En la sociedad de consumo compulsivo, de olvido fácil y rápida reposición, la auténtica amistad es un lujo del que pocos disfrutan realmente, un bien tan amenazado como el medio ambiente. Huérfana del oropel de antaño, ha comenzado a cotizar a la baja: Escuálida en la selva bulímica de la mercadotecnia, víctima del trueque, se convierte en artículo de usar y tirar. Un valor desdibujado por el espejismo de una sociedad en la que prima la apariencia y lo superficial. Hoy, la verdadera amistad, admitámoslo, está de capa caída. Se practica poco o de forma forzada.

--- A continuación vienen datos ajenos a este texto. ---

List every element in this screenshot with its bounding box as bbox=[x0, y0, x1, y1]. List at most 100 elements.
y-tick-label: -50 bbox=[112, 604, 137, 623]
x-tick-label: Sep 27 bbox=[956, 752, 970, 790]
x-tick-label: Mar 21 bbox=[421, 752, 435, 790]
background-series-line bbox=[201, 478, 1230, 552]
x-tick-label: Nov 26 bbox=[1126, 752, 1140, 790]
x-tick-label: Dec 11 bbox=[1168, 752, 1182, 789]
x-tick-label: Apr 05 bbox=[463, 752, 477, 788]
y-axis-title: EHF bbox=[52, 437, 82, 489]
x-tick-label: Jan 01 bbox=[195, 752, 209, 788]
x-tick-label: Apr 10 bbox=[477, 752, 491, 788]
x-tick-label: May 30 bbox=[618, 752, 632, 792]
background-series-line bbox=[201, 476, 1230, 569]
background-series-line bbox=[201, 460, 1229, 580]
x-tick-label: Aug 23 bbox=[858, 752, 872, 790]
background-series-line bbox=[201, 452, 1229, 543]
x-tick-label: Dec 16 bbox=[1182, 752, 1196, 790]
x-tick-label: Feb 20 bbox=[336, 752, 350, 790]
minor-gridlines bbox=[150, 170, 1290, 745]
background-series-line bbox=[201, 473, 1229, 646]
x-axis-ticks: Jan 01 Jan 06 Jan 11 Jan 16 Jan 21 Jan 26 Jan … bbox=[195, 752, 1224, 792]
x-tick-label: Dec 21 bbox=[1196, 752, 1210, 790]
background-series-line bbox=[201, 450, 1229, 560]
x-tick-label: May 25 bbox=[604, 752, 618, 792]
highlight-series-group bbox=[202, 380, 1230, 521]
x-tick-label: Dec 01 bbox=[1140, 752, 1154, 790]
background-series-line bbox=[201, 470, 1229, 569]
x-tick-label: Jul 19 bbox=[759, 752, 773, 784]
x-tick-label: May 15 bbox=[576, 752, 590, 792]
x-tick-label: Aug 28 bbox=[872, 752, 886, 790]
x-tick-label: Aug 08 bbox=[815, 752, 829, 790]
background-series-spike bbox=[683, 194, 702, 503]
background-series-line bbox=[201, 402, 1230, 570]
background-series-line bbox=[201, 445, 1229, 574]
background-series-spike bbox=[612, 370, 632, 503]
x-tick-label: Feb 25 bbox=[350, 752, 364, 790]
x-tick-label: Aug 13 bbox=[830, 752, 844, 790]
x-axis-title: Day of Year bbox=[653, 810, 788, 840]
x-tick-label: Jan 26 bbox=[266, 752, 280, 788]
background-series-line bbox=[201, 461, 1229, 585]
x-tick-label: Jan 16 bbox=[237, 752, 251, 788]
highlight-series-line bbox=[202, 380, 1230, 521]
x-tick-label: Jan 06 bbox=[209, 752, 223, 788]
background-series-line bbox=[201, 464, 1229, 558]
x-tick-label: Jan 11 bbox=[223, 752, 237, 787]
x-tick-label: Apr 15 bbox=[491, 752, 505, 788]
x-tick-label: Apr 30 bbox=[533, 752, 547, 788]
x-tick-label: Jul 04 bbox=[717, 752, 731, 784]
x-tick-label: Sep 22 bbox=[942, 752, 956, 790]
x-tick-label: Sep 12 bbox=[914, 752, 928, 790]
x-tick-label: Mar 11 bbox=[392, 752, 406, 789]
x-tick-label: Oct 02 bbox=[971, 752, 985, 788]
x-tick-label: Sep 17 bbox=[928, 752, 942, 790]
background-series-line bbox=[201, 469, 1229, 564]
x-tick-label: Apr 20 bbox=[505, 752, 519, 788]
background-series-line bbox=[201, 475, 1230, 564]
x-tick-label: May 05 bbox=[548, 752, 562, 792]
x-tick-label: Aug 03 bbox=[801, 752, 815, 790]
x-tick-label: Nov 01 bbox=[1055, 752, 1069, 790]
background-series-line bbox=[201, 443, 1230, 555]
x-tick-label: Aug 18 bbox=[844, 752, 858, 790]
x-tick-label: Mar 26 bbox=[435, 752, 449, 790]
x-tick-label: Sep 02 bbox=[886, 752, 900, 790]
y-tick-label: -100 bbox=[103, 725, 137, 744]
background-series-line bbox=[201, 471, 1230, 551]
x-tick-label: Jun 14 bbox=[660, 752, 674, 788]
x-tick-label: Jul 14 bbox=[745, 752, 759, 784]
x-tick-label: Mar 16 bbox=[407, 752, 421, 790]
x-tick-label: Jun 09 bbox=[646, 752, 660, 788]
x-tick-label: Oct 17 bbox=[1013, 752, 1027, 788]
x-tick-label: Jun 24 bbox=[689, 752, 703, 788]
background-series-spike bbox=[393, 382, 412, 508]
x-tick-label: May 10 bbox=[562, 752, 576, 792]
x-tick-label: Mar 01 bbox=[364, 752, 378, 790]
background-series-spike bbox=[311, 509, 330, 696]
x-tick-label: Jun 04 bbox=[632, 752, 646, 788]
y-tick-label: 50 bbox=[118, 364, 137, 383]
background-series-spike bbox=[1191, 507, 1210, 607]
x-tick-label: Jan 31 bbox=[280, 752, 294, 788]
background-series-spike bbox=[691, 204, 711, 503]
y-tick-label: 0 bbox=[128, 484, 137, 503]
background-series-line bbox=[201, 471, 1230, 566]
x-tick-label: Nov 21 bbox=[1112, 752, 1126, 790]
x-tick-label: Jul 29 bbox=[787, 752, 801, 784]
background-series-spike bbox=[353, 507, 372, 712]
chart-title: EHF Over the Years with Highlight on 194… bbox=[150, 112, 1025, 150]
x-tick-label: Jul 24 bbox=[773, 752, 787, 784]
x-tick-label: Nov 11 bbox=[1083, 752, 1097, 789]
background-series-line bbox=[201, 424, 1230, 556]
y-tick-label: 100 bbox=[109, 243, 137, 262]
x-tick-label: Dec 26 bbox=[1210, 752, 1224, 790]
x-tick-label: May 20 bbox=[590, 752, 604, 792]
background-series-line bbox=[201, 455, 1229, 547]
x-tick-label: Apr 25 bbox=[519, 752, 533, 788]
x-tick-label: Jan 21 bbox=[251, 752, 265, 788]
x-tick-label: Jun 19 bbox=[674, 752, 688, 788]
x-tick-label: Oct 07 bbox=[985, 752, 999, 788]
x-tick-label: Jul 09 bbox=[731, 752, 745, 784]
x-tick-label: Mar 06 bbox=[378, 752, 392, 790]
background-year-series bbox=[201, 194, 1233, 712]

Los amigos, en nuestra zarandeada sociedad del siglo XXI, no pasan a menudo de ser compañeros del bregar diario, conocidos ajenos a nuestra voluntad, colegas de infortunio en el deambular de la existencia o, lo que es peor, amiguetes, es decir, individuos de nuestra especie que están ahí por azar, porque nacieron en nuestro barrio, poblaron las mismas aulas o talleres o tal vez sólo se emborracharon con nosotros. Pero los camaradas se hacen sobre todo en las horas duras, en el trasiego del dolor o la prueba del heroísmo, y eso, francamente, no es lo habitual. Lo que manda en la calle, lo que vemos aquí y allá, es la amistad de circunstancias, mientras valga para algo. Los amigos han llegado a ser artículo de consumo que sirven para el bienestar y, si molestan, se cambian u olvidan.
Así que un nuevo paradigma globalizador marca a la amistad en estos tiempos en que las decisiones personales tienden a tomarse sin consideración por nadie. Así fueron los años 90. “Si buscas un amigo, cómprate un perro”, era la consigna. Y hemos comenzado a transitar por el siglo XXI dispuestos a prescindir de algo que, como reza un proverbio turco, “duplica las alegrías y divide las angustias por la mitad”.